The WSJ post was about high tech manufacturing but I think the same is true of outsourcing of back office, customer support, and programming jobs to India and elsewhere.
There are parts of the industrialized midwest, like Detroit, Cleveland, and Buffalo, where you have well educated workforces stuck in regions where housing prices have declined for more than a decade and wages have declined as well, where jobless rates are at catastrophic levels. A house that would cost $500,000 in the NY metro area can be had for less than $100,000 in these regions.
This is both a problem and an opportunity. It is time to bring these jobs back that we have moved elsewhere. Although I have not done any sort of analysis here, I would be shocked if one could not make a strong cost based economic argument to do so.

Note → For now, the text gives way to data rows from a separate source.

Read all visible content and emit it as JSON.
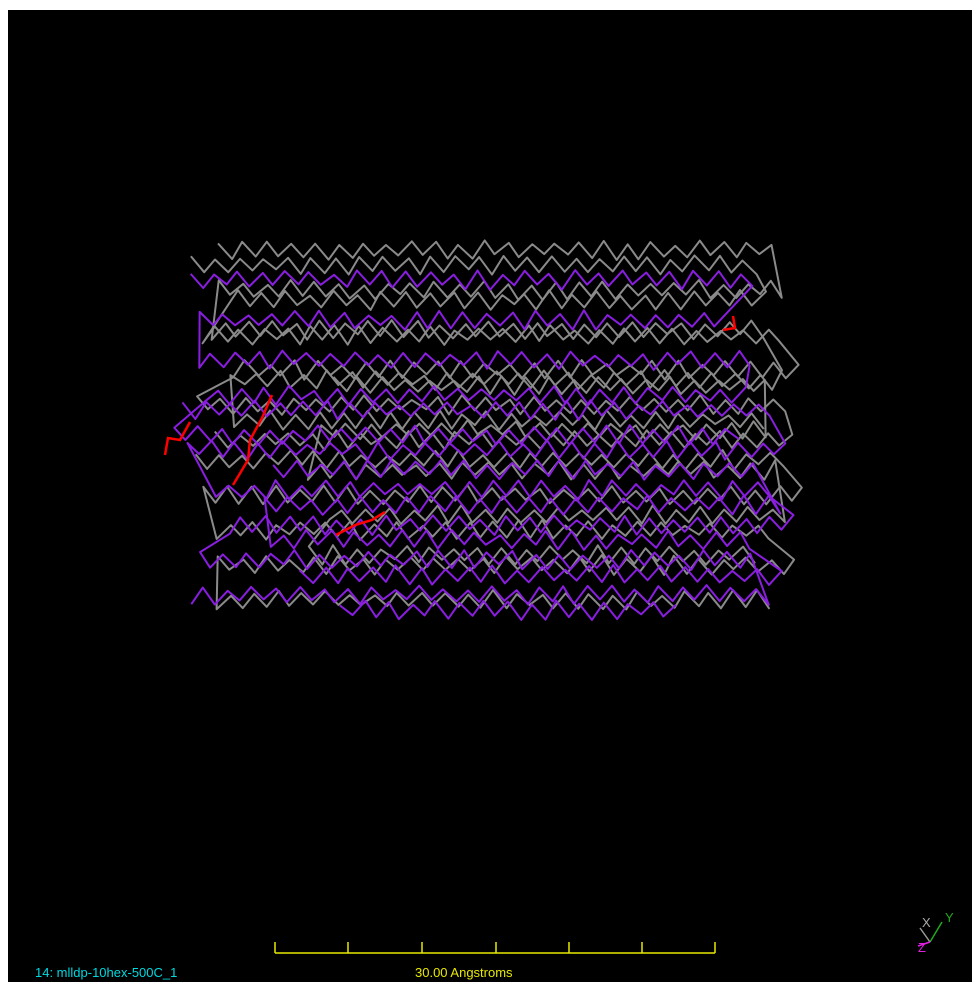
{
  "status": {
    "molecule": "14: mlldp-10hex-500C_1"
  },
  "scale_bar": {
    "label": "30.00 Angstroms"
  },
  "axes": {
    "x": "X",
    "y": "Y",
    "z": "Z"
  }
}
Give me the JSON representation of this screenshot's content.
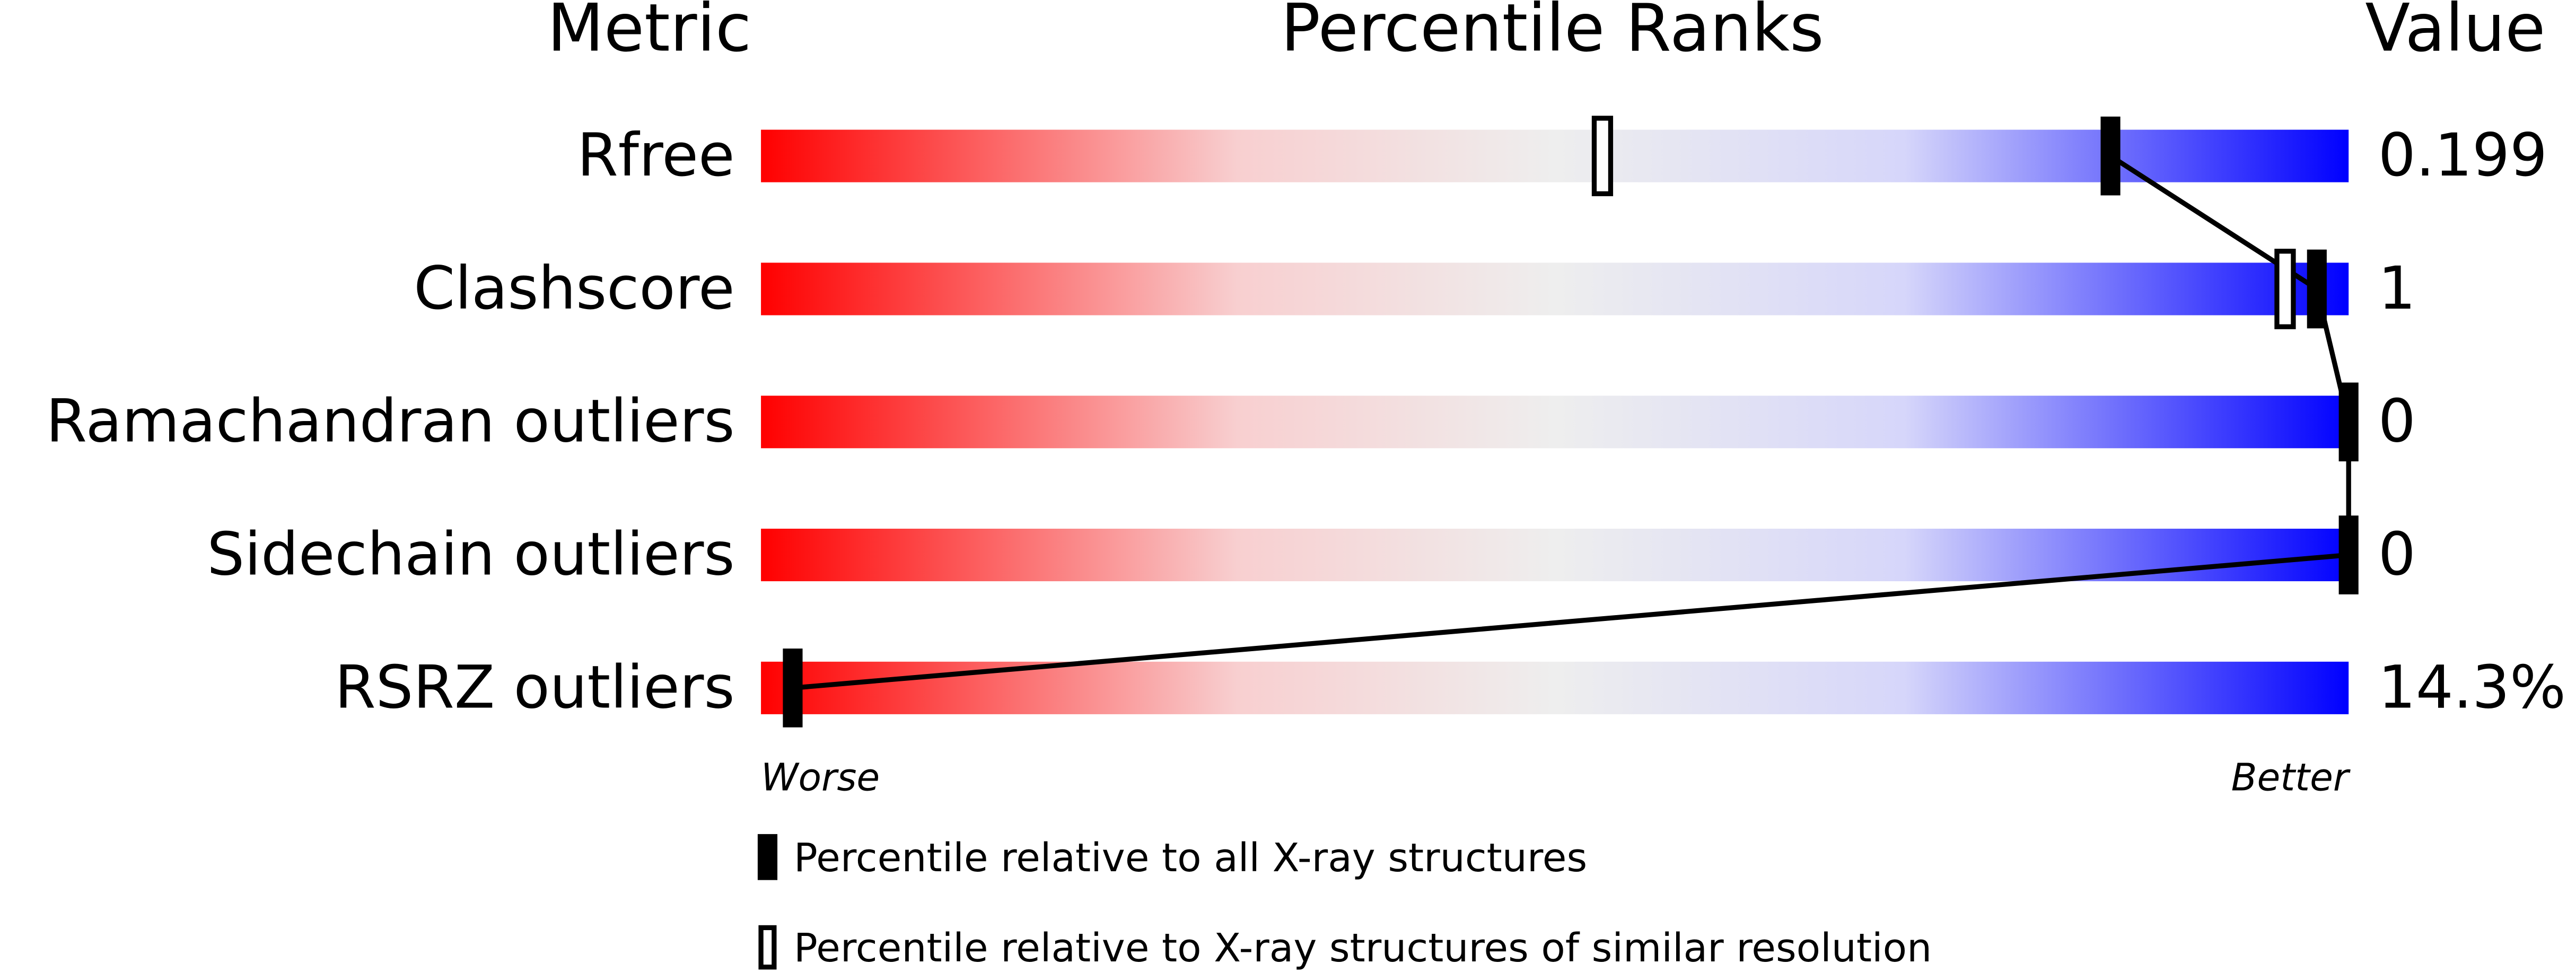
{
  "chart_data": {
    "type": "percentile",
    "title": "Percentile Ranks",
    "column_headers": [
      "Metric",
      "Percentile Ranks",
      "Value"
    ],
    "categories": [
      "Rfree",
      "Clashscore",
      "Ramachandran outliers",
      "Sidechain outliers",
      "RSRZ outliers"
    ],
    "values": [
      "0.199",
      "1",
      "0",
      "0",
      "14.3%"
    ],
    "xlim": [
      0,
      100
    ],
    "low_label": "Worse",
    "high_label": "Better",
    "series": [
      {
        "name": "Percentile relative to all X-ray structures",
        "color": "#000000",
        "style": "filled",
        "values": [
          85,
          98,
          100,
          100,
          2
        ]
      },
      {
        "name": "Percentile relative to X-ray structures of similar resolution",
        "color": "#000000",
        "style": "hollow",
        "values": [
          53,
          96,
          null,
          null,
          null
        ]
      }
    ]
  }
}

I am certain that there are plenty of reasons why it is not happening, or happening at scale. Clearly there are a bunch of one time costs, for facilities, for job training, for other stuff. And then there are the regulatory burdens that we in the US throw at our job creators. Again, from the WSJ post:
The difference in labor costs is narrowing and local officials in America have been giving more financial incentives to companies setting up plants in the U.S., Mike McNamara, chief executive of Flextronics, said in an interview Friday. Mr. McNamara said he could even imagine some smartphones being made in the U.S. eventually. But he cautioned that the return of manufacturing to the U.S. is likely to be a "slow and evolving process" rather than a flood. Many obstacles remain, including relatively high U.S. taxes, health-care expenses and regulatory costs, he said.
If jobs is our number one economic issue in the US (I believe it is), then policy makers at the federal, state, and local levels need to be all over this stuff. We can reverse the outsourcing & offshoring trends of the past thirty years. The era of gloabal wage arbitrage is over or will soon be over. But we need to make a bunch of smart investments and we need to make them now.